You’ve gotten through those first few dates and are gradually entering into the enigma that is ‘coupledom’ but, just as you think your love life is picking up steam you suddenly find you can’t shake the feeling that all is maybe not as it seems. Is there something shifty going on with them that you can’t quite put your finger on? Are they acting out of character, or have they always been somewhat surreptitious in nature?
Well Hannah at RelationshipSurgery.com would say listen to your gut! ‘No matter how well you think you know someone, it’s likely there are going to be things that they’re never going to want share BUT what we need to be aware of is that some people can be actively dishonest and, if you pay attention and look out for the signs you may find they are keeping one or two secret`s which could be damaging your relationship.’ She warns.
People can lie and tell you want to hear and you can end up ‘in deep’ with the person you thought they were, not who they are. Sometimes those sweet smiles can be masking the darkest secrets, and secrets mean lies.
It could be that they are secretly aware that they’re seeing you on the rebound, or that they are secretly cheating on you or even that they secretly want to be single but ultimately when a foundation is laid on secrets a relationship of mistrust is built. We need to be open and honest from the start to give our relationships a fighting chance.
If you can’t shake that niggling doubt that all is not as it seems with your beloved then here are our top warning signs to watch out for;
Too much information!
Are you finding they seem to be constantly supplying you with too much information as to where they’ve been, what they’ve been doing, who they’ve been with etc? Often when people are withholding something they tend to overcompensate with too much detail and irrelevant information. This is often accompanied by pauses and hesitations, peppered with ‘um’s and ‘ers’. Basically they are trying to think of additional facts to distract from the actual truth. After all, when we’re being truthful we don’t tend to relay the small stuff because it is extraneous to our point.
Change in sexual appetite
Either a sudden urge for more sex or a total withdrawing from you physically, these uncharacteristic behaviours can be clues of something more sinister at bay! In the first instance it could be that they are trying to distract you from thinking anything is wrong by overcompensation on the ‘loving’ front. They could be using it to avoid having actual conversations where they’ll feel worried they might slip up and reveal something they don’t want to! Alternatively they might be feeling guilty about their secret and as a result might be unable to connect with you emotionally and exhibit withdrawal behaviours as a result.
Dry mouth & Itchy nose!
There are several physical manifestations of secretive behaviour in a person, but a fairly tell-tale one in particular is a dry mouth. When we’re trying to lie our adrenalin increases which creates little saliva hence the need for lots of swallowing and gulping. They might frequently reach for a drink or gum to help combat their dry mouth. In addition to restricting saliva, the increased adrenalin can also open up the capillaries in the nose which causes it to itch. If your partner is displaying both these non-verbal ‘tells’’ then perhaps it’s time to look a little deeper into your hunch that they are not being honest with you.

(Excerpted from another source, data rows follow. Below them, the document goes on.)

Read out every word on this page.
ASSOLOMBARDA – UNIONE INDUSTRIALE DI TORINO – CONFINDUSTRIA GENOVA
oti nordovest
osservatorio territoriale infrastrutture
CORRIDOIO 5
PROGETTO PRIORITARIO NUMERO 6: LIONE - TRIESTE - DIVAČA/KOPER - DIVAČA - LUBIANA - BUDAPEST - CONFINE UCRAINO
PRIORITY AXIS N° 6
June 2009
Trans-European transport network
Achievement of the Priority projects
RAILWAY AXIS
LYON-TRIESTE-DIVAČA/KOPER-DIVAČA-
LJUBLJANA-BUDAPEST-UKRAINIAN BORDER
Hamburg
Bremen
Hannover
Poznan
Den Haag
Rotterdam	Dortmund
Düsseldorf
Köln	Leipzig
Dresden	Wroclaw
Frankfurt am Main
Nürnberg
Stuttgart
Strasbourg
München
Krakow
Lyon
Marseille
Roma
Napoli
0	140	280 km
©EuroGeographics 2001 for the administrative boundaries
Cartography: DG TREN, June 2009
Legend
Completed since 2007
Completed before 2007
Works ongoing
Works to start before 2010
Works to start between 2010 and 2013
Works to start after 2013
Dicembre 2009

One of the biggest body language myths about when people are being dishonest is that they avoid eye contact. In fact whilst some of us might find it difficult to keep a secret whilst looking you in the eyes, the more practiced liars among us will, in something of a double bluff actually overcompensate as if to prove that they are not lying by making too much eye contact and holding it for an uncomfortably long time. There is, however, one eye movement signal that can give their clandestine game away and it requires breaking eye contact. After speaking, some less than honest rogues immediately shift their gaze down and away, then back at you again in a brief glimpse to see if you bought the dishonestly.
Too good to be true
Finally, just to add to the paranoia and complications that come with experiencing a dishonest (any!) relationship, sometimes even the nicest things can be a warning sign to a hazard ahead. We have all heard the phrase ‘if it’s too good to be true then it probably is!’ well it can sometimes be the case that if your partner is being super lovely, considerate and amazingly attentive then unfortunately it could be that they are trying to blind you with their wonderfulness and as a result hopefully then blind you to the secret they’re hiding from you.
Of course, there are some lucky couples out there who literally do hit the proverbial jackpot but even in these instances, I would urge keeping a modicum of caution when moving forward with the relationship – take your time, enjoy each other at a leisurely pace & that way you won’t miss the signs if things start to unravel.